In the fall of 2019, Bethlehem had purchased 100 Kajeet units. The district bought another 100 when COVID-19 hit. By the end of the school year, they had given out 187 units. This past summer, the district purchased 500 T-Mobile hot spots that have the filter and unlimited data. 

James said Friday afternoons are his busiest— if he gets requests for hot spots or devices, he doesn’t wait until Monday to fulfill them because that would mean an entire weekend would pass before a student has the ability to do schoolwork. 

All three districts relied on the CARES Act to fund these purchases. However, while this funding was more than enough in Parkland, it wasn’t adequate for Allentown and Bethlehem to close the digital equity gap—they also had to turn to state grants and local donations. 

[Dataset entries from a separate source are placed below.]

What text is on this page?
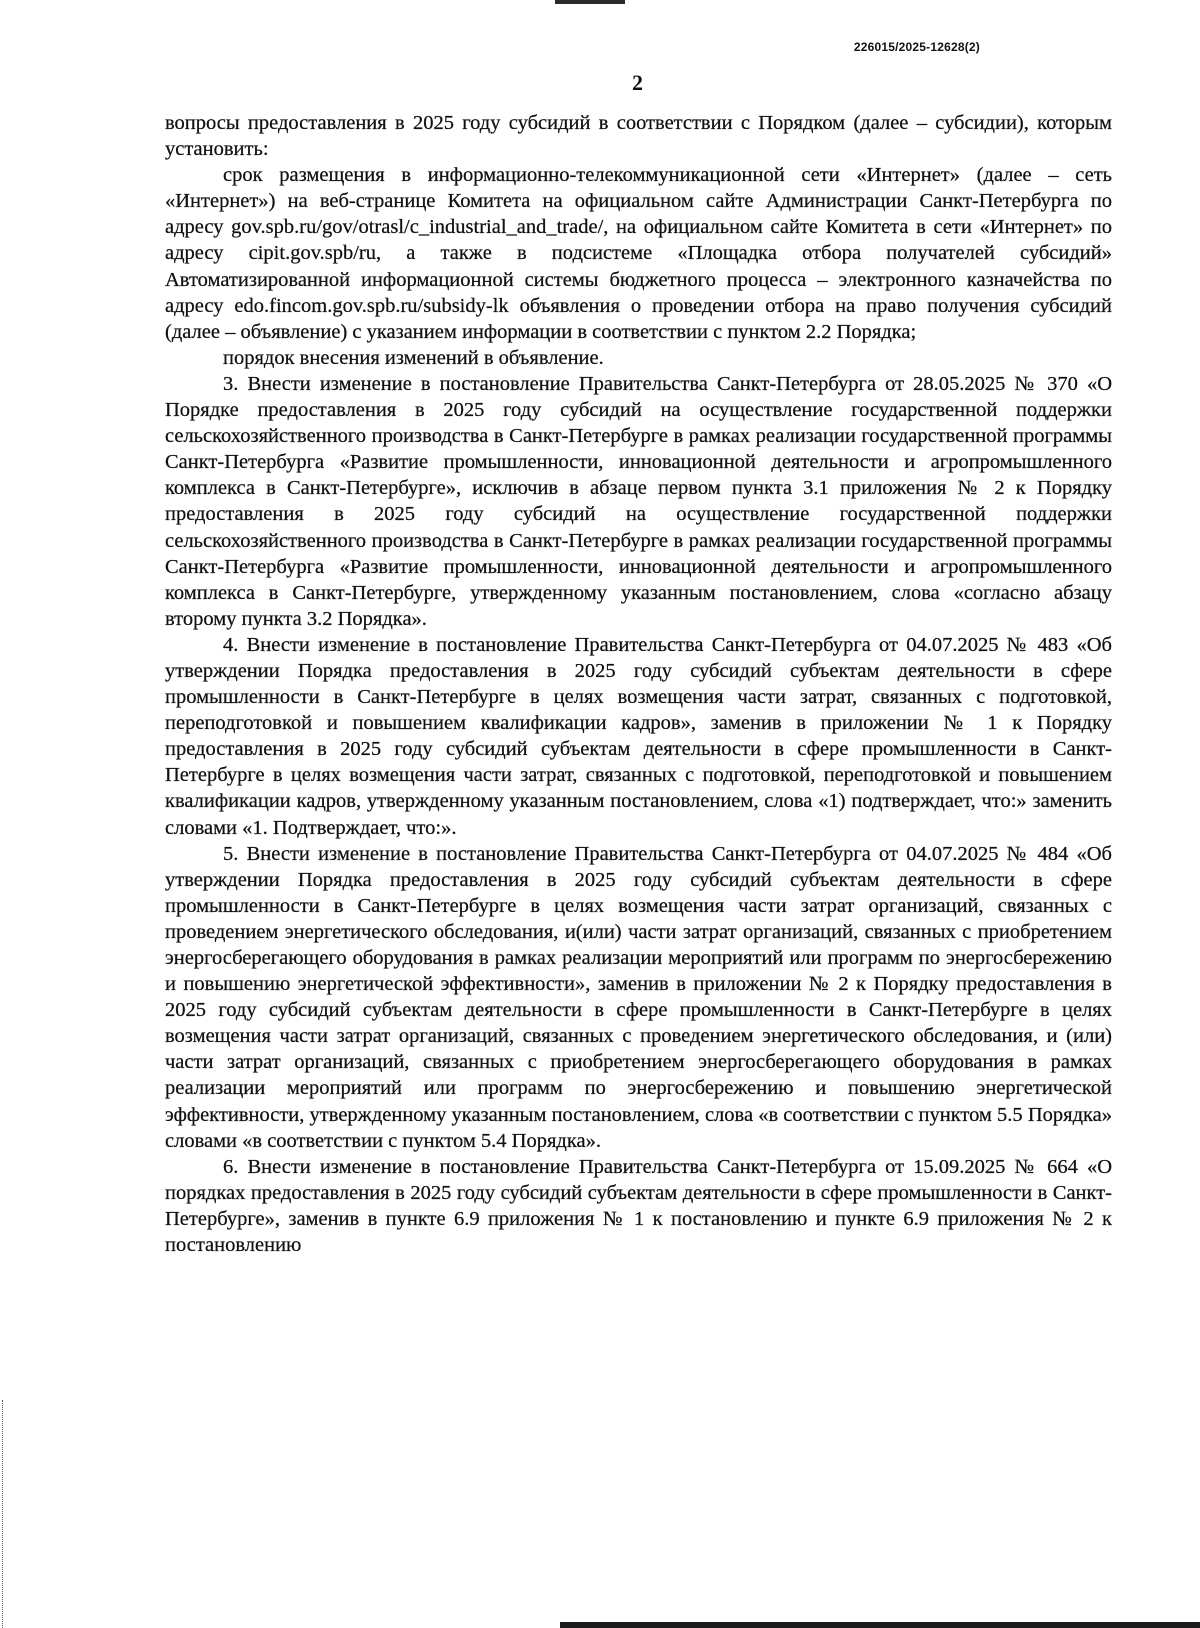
226015/2025-12628(2)
2

вопросы предоставления в 2025 году субсидий в соответствии с Порядком (далее – субсидии), которым установить:

срок размещения в информационно-телекоммуникационной сети «Интернет» (далее – сеть «Интернет») на веб-странице Комитета на официальном сайте Администрации Санкт-Петербурга по адресу gov.spb.ru/gov/otrasl/c_industrial_and_trade/, на официальном сайте Комитета в сети «Интернет» по адресу cipit.gov.spb/ru, а также в подсистеме «Площадка отбора получателей субсидий» Автоматизированной информационной системы бюджетного процесса – электронного казначейства по адресу edo.fincom.gov.spb.ru/subsidy-lk объявления о проведении отбора на право получения субсидий (далее – объявление) с указанием информации в соответствии с пунктом 2.2 Порядка;

порядок внесения изменений в объявление.

3. Внести изменение в постановление Правительства Санкт-Петербурга от 28.05.2025 № 370 «О Порядке предоставления в 2025 году субсидий на осуществление государственной поддержки сельскохозяйственного производства в Санкт-Петербурге в рамках реализации государственной программы Санкт-Петербурга «Развитие промышленности, инновационной деятельности и агропромышленного комплекса в Санкт-Петербурге», исключив в абзаце первом пункта 3.1 приложения № 2 к Порядку предоставления в 2025 году субсидий на осуществление государственной поддержки сельскохозяйственного производства в Санкт-Петербурге в рамках реализации государственной программы Санкт-Петербурга «Развитие промышленности, инновационной деятельности и агропромышленного комплекса в Санкт-Петербурге, утвержденному указанным постановлением, слова «согласно абзацу второму пункта 3.2 Порядка».

4. Внести изменение в постановление Правительства Санкт-Петербурга от 04.07.2025 № 483 «Об утверждении Порядка предоставления в 2025 году субсидий субъектам деятельности в сфере промышленности в Санкт-Петербурге в целях возмещения части затрат, связанных с подготовкой, переподготовкой и повышением квалификации кадров», заменив в приложении № 1 к Порядку предоставления в 2025 году субсидий субъектам деятельности в сфере промышленности в Санкт-Петербурге в целях возмещения части затрат, связанных с подготовкой, переподготовкой и повышением квалификации кадров, утвержденному указанным постановлением, слова «1) подтверждает, что:» заменить словами «1. Подтверждает, что:».

5. Внести изменение в постановление Правительства Санкт-Петербурга от 04.07.2025 № 484 «Об утверждении Порядка предоставления в 2025 году субсидий субъектам деятельности в сфере промышленности в Санкт-Петербурге в целях возмещения части затрат организаций, связанных с проведением энергетического обследования, и(или) части затрат организаций, связанных с приобретением энергосберегающего оборудования в рамках реализации мероприятий или программ по энергосбережению и повышению энергетической эффективности», заменив в приложении № 2 к Порядку предоставления в 2025 году субсидий субъектам деятельности в сфере промышленности в Санкт-Петербурге в целях возмещения части затрат организаций, связанных с проведением энергетического обследования, и (или) части затрат организаций, связанных с приобретением энергосберегающего оборудования в рамках реализации мероприятий или программ по энергосбережению и повышению энергетической эффективности, утвержденному указанным постановлением, слова «в соответствии с пунктом 5.5 Порядка» словами «в соответствии с пунктом 5.4 Порядка».

6. Внести изменение в постановление Правительства Санкт-Петербурга от 15.09.2025 № 664 «О порядках предоставления в 2025 году субсидий субъектам деятельности в сфере промышленности в Санкт-Петербурге», заменив в пункте 6.9 приложения № 1 к постановлению и пункте 6.9 приложения № 2 к постановлению
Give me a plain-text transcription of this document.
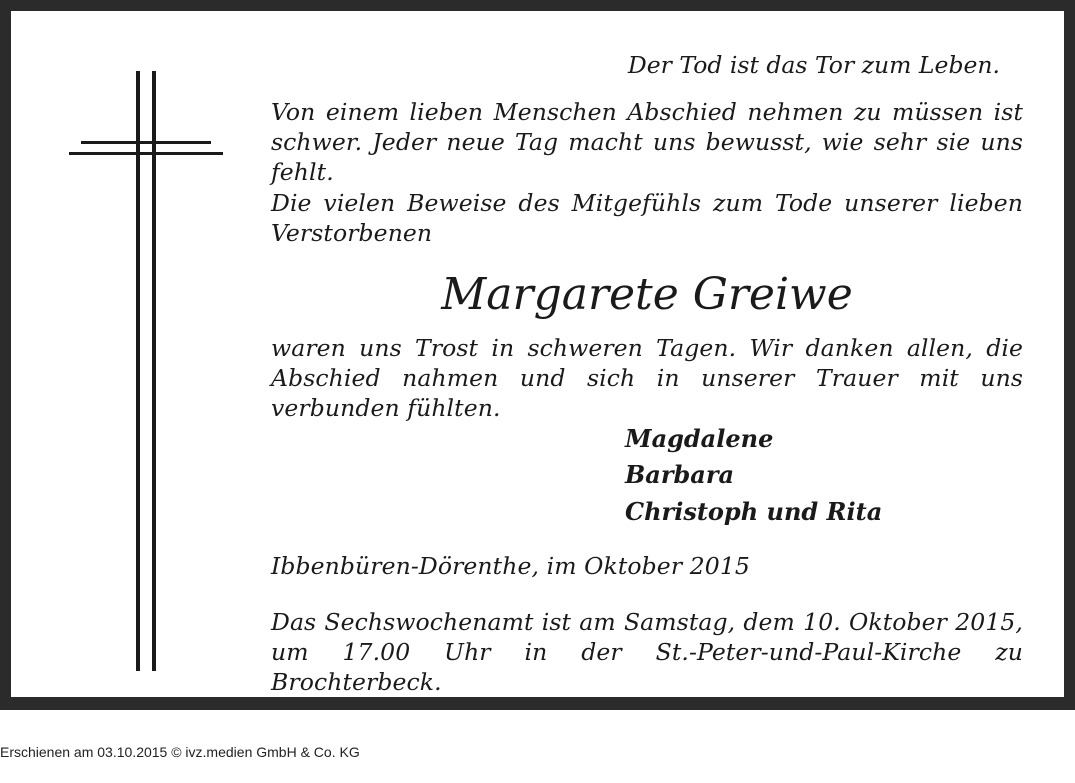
Der Tod ist das Tor zum Leben.
Von einem lieben Menschen Abschied nehmen zu müssen ist schwer. Jeder neue Tag macht uns bewusst, wie sehr sie uns fehlt.
Die vielen Beweise des Mitgefühls zum Tode unserer lieben Verstorbenen
Margarete Greiwe
waren uns Trost in schweren Tagen. Wir danken allen, die Abschied nahmen und sich in unserer Trauer mit uns verbunden fühlten.
Magdalene
Barbara
Christoph und Rita
Ibbenbüren-Dörenthe, im Oktober 2015
Das Sechswochenamt ist am Samstag, dem 10. Oktober 2015, um 17.00 Uhr in der St.-Peter-und-Paul-Kirche zu Brochterbeck.
Erschienen am 03.10.2015 © ivz.medien GmbH & Co. KG
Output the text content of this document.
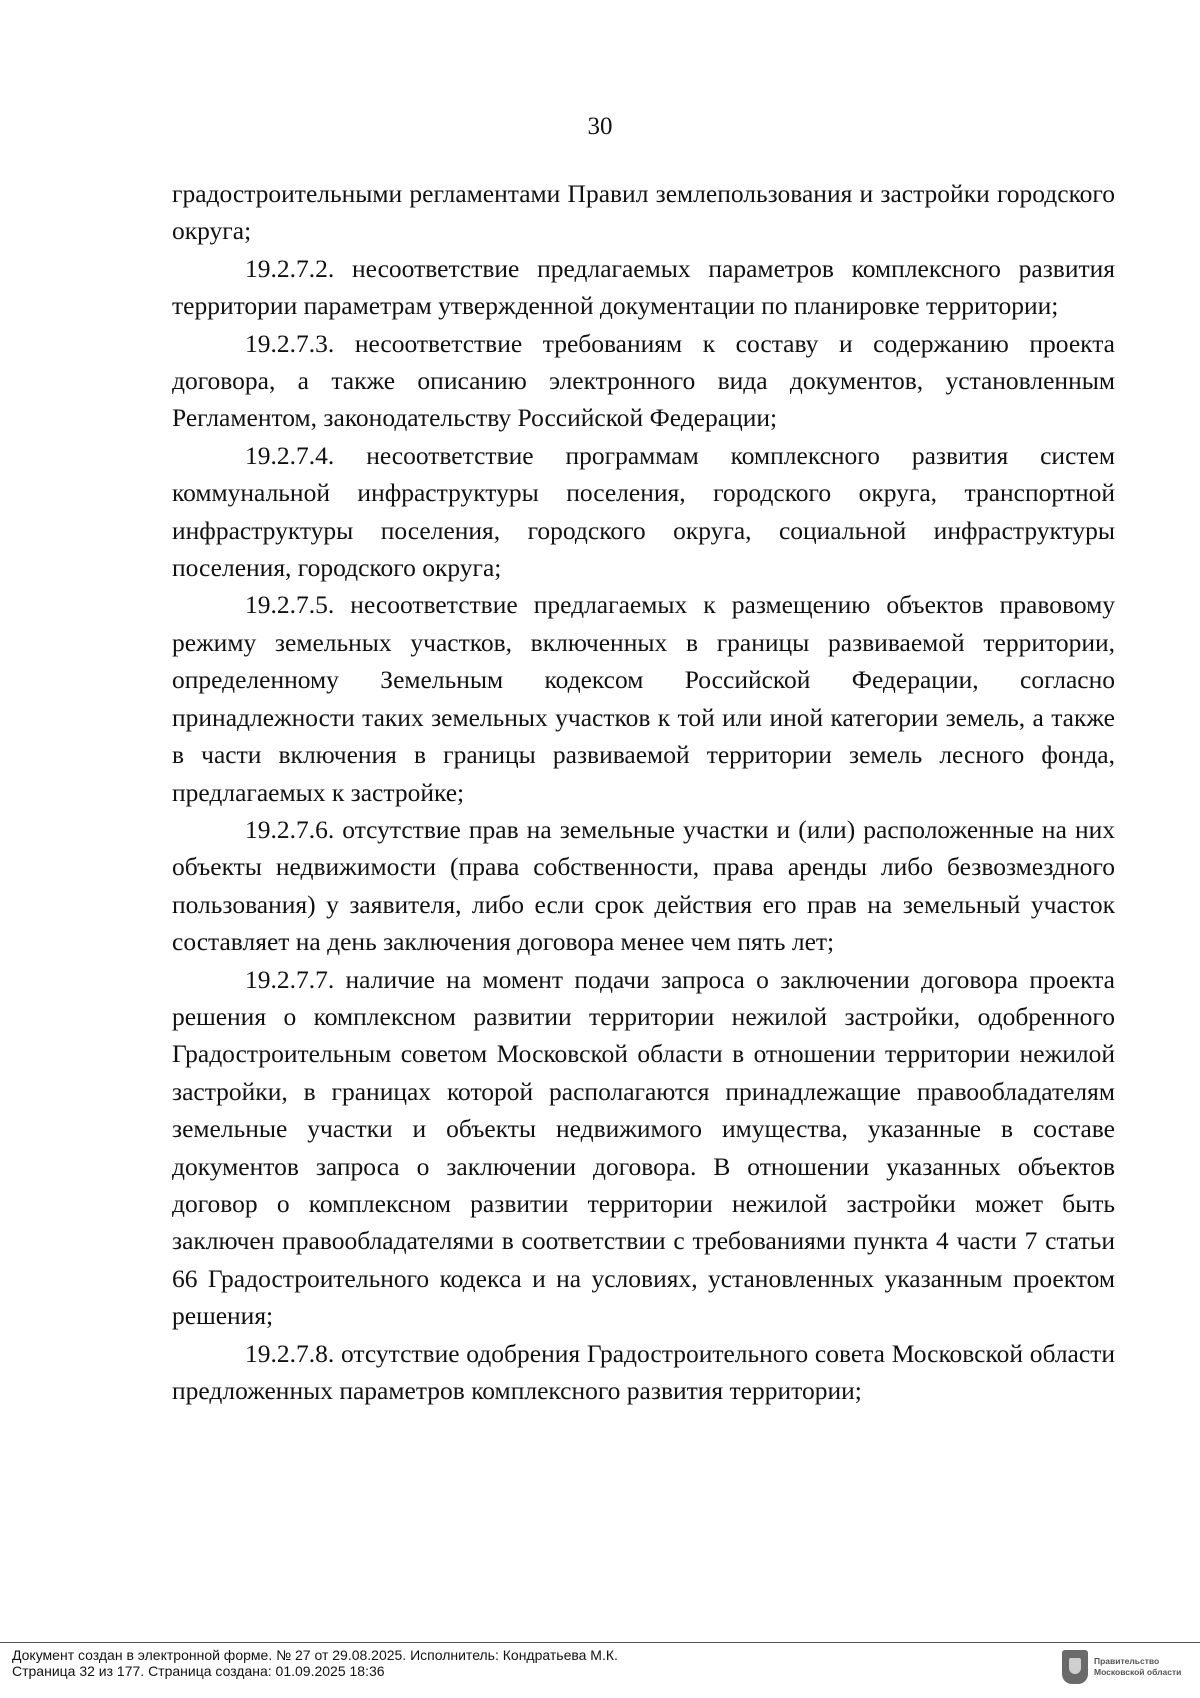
30

градостроительными регламентами Правил землепользования и застройки городского округа;

19.2.7.2. несоответствие предлагаемых параметров комплексного развития территории параметрам утвержденной документации по планировке территории;

19.2.7.3. несоответствие требованиям к составу и содержанию проекта договора, а также описанию электронного вида документов, установленным Регламентом, законодательству Российской Федерации;

19.2.7.4. несоответствие программам комплексного развития систем коммунальной инфраструктуры поселения, городского округа, транспортной инфраструктуры поселения, городского округа, социальной инфраструктуры поселения, городского округа;

19.2.7.5. несоответствие предлагаемых к размещению объектов правовому режиму земельных участков, включенных в границы развиваемой территории, определенному Земельным кодексом Российской Федерации, согласно принадлежности таких земельных участков к той или иной категории земель, а также в части включения в границы развиваемой территории земель лесного фонда, предлагаемых к застройке;

19.2.7.6. отсутствие прав на земельные участки и (или) расположенные на них объекты недвижимости (права собственности, права аренды либо безвозмездного пользования) у заявителя, либо если срок действия его прав на земельный участок составляет на день заключения договора менее чем пять лет;

19.2.7.7. наличие на момент подачи запроса о заключении договора проекта решения о комплексном развитии территории нежилой застройки, одобренного Градостроительным советом Московской области в отношении территории нежилой застройки, в границах которой располагаются принадлежащие правообладателям земельные участки и объекты недвижимого имущества, указанные в составе документов запроса о заключении договора. В отношении указанных объектов договор о комплексном развитии территории нежилой застройки может быть заключен правообладателями в соответствии с требованиями пункта 4 части 7 статьи 66 Градостроительного кодекса и на условиях, установленных указанным проектом решения;

19.2.7.8. отсутствие одобрения Градостроительного совета Московской области предложенных параметров комплексного развития территории;

Документ создан в электронной форме. № 27 от 29.08.2025. Исполнитель: Кондратьева М.К.
Страница 32 из 177. Страница создана: 01.09.2025 18:36
Правительство
Московской области
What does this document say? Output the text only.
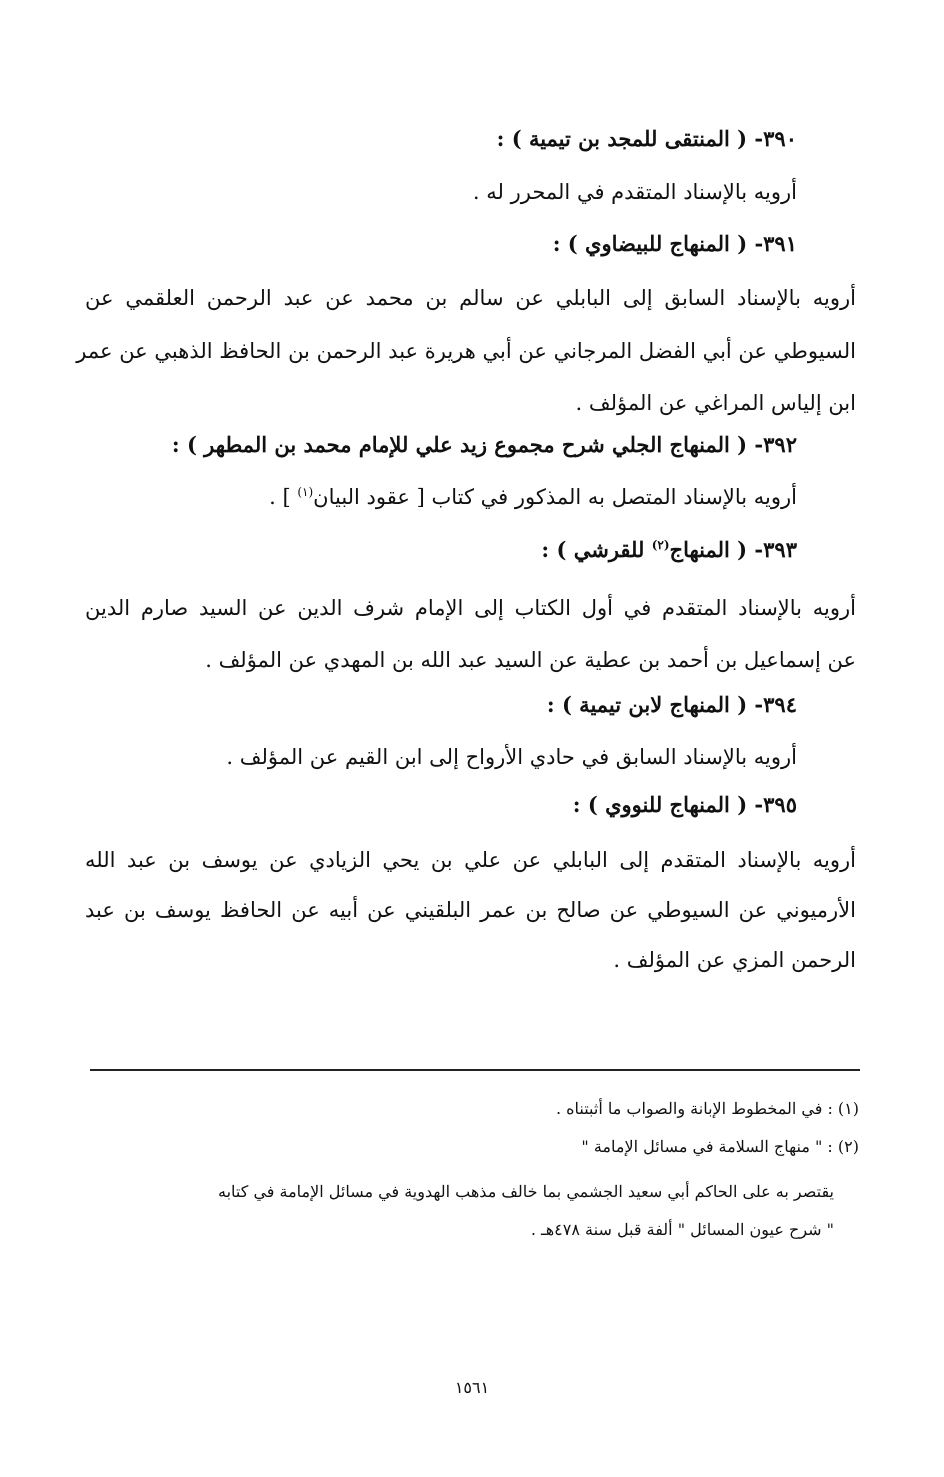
٣٩٠- ( المنتقى للمجد بن تيمية ) :
أرويه بالإسناد المتقدم في المحرر له .
٣٩١- ( المنهاج للبيضاوي ) :
أرويه بالإسناد السابق إلى البابلي عن سالم بن محمد عن عبد الرحمن العلقمي عن
السيوطي عن أبي الفضل المرجاني عن أبي هريرة عبد الرحمن بن الحافظ الذهبي عن عمر
ابن إلياس المراغي عن المؤلف .
٣٩٢- ( المنهاج الجلي شرح مجموع زيد علي للإمام محمد بن المطهر ) :
أرويه بالإسناد المتصل به المذكور في كتاب [ عقود البيان$^{(١)}$ ] .
٣٩٣- ( المنهاج$^{(٢)}$ للقرشي ) :
أرويه بالإسناد المتقدم في أول الكتاب إلى الإمام شرف الدين عن السيد صارم الدين
عن إسماعيل بن أحمد بن عطية عن السيد عبد الله بن المهدي عن المؤلف .
٣٩٤- ( المنهاج لابن تيمية ) :
أرويه بالإسناد السابق في حادي الأرواح إلى ابن القيم عن المؤلف .
٣٩٥- ( المنهاج للنووي ) :
أرويه بالإسناد المتقدم إلى البابلي عن علي بن يحي الزيادي عن يوسف بن عبد الله
الأرميوني عن السيوطي عن صالح بن عمر البلقيني عن أبيه عن الحافظ يوسف بن عبد
الرحمن المزي عن المؤلف .
(١) : في المخطوط الإبانة والصواب ما أثبتناه .
(٢) : " منهاج السلامة في مسائل الإمامة "
يقتصر به على الحاكم أبي سعيد الجشمي بما خالف مذهب الهدوية في مسائل الإمامة في كتابه
" شرح عيون المسائل " ألفة قبل سنة ٤٧٨هـ .
١٥٦١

Parkland was able to use this funding to buy Kajeet units, as well as online content for the teachers, said Smith.

To close the gap in Allentown, the Allentown School District Foundation and Century Fund provided money to support the purchase of 1,000 Wi-Fi hot spots, according to a press release on the ASD’s website. A grant from the Pennsylvania Department of Community and Economic Development helped purchase 3,517 more. 

James said that Northampton County announced a grant program to provide $100,000 to BASD to help pay for home internet for residents in the district. 

He described COVID-19 as a “blessing hidden in a curse,” as the pandemic helped Bethlehem close the digital divide.

“COVID-19 kind of poured Miracle-Gro on our efforts to close that connectivity gap…This year, there’s every reason to believe that every child in our school district of 13,000 students has access to the internet,” James said.

But these districts didn’t stop with just closing the digital equity gap. Each also provided additional resources for families ranging from information guides on their websites to live tech support to help with technological issues families face.